Hi, I have something that’s been worrying me…
You know how you see yourself as yourself? Well with me, I see myself as different people. When I picture myself or become aware of myself, I am another person.
An example, one of the people I see myself as is a feminine guy with long hair. When I’m him I feel like guy, and take on a different personality.
Another main one, is I become a kid, a little asian girl with long black hair. Sometimes, I can really feel the long hair as if I really had it. She’s 10 and plays with dolls and now so do I.
The thing that really annoys me and worries me is that I have a couple different personalities but I cannot stay that person for long. It starts off strong but slowly fades and I get such a dread and then I have to switch personalities to get sometime of relief or sometimes I get such an overwhelming swell of emotions that it automatically switches me into another personality.
I am never myself, and when I look at myself I don’t recognize it or it’s foreign. I try picturing myself the way I am and it’s foreign, also, I don’t like it.

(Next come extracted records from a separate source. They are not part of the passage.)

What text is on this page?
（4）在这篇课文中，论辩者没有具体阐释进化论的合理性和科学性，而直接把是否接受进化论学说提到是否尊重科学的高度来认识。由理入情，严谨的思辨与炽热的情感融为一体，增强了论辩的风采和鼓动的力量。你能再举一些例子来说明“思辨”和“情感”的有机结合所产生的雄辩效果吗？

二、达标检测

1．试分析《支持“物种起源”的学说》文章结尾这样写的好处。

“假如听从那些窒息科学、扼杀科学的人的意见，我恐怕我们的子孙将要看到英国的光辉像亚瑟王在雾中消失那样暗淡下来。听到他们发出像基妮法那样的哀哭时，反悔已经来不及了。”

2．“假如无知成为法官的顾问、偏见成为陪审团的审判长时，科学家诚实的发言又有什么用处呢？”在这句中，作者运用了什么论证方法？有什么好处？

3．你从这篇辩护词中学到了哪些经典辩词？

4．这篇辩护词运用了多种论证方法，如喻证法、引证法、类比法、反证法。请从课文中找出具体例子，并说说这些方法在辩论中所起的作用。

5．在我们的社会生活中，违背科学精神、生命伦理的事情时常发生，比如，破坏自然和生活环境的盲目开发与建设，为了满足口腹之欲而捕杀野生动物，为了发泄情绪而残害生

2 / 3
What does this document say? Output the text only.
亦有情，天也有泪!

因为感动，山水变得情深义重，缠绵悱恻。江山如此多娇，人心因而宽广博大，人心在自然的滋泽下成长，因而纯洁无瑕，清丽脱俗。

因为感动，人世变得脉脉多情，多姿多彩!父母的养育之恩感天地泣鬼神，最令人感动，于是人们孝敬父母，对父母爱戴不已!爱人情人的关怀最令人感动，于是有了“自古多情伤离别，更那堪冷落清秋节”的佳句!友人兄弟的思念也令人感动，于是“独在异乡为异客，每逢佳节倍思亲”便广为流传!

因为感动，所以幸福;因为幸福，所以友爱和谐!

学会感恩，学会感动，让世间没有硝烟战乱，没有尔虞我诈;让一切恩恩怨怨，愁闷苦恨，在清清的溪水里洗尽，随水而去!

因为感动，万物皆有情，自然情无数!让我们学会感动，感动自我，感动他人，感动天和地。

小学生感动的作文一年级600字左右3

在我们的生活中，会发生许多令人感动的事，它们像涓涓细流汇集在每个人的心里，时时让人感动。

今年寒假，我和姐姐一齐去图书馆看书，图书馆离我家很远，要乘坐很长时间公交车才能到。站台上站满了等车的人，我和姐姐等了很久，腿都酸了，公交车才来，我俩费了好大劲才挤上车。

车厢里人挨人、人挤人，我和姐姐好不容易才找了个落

Some background, while I was growing up, I never had a strong sense of self. I never felt I belong with any group truly, or felt I had a real personality. Having these personality gives me a personality and brings me life and I’m able to communicate and live so to speak.
I do see a counselor and a psychiatrist but they never listen when I tell them. They just redirect it to my meds or something else. I have been diagnosed as having gen. anxiety and major depressive with hallucinations and delusions but I don’t think this touches on this.
I guess I just want more of an explanations and want someone to actually examine it than just put it together with the other.
I don’t know, I don’t feel like there’s no “me” but the others are the real me and there are many.I Am Other People in My Head
I Am Other People in My Head
I’m wondering how much your medication could be contributing to this problem. Medication alters one’s personality, even if ever so slightly. I would need to know more about your psychosocial history to know what effect medication has had upon your personality. You can and should discuss this with your prescribing physician.
Another possibility to explore would be dissociative identity disorder (DID). It’s unusual to experience such disparate personalities. It’s not the norm and most people never experience more than one personality. Dissociative disorders are commonly associated with childhood trauma. Individuals with DID develop multiple personalities, often with distinct identities, behaviors and temperaments. You might try researching DID and perhaps see a specialist.
If you don’t feel that your mental health professionals are helping, you might try consulting others. Generally speaking, you should feel a little better after each session. There should be noticeable improvement over time. If you are not progressing, then it might be time for someone new. A second opinion might be the change that is necessary. Please take care.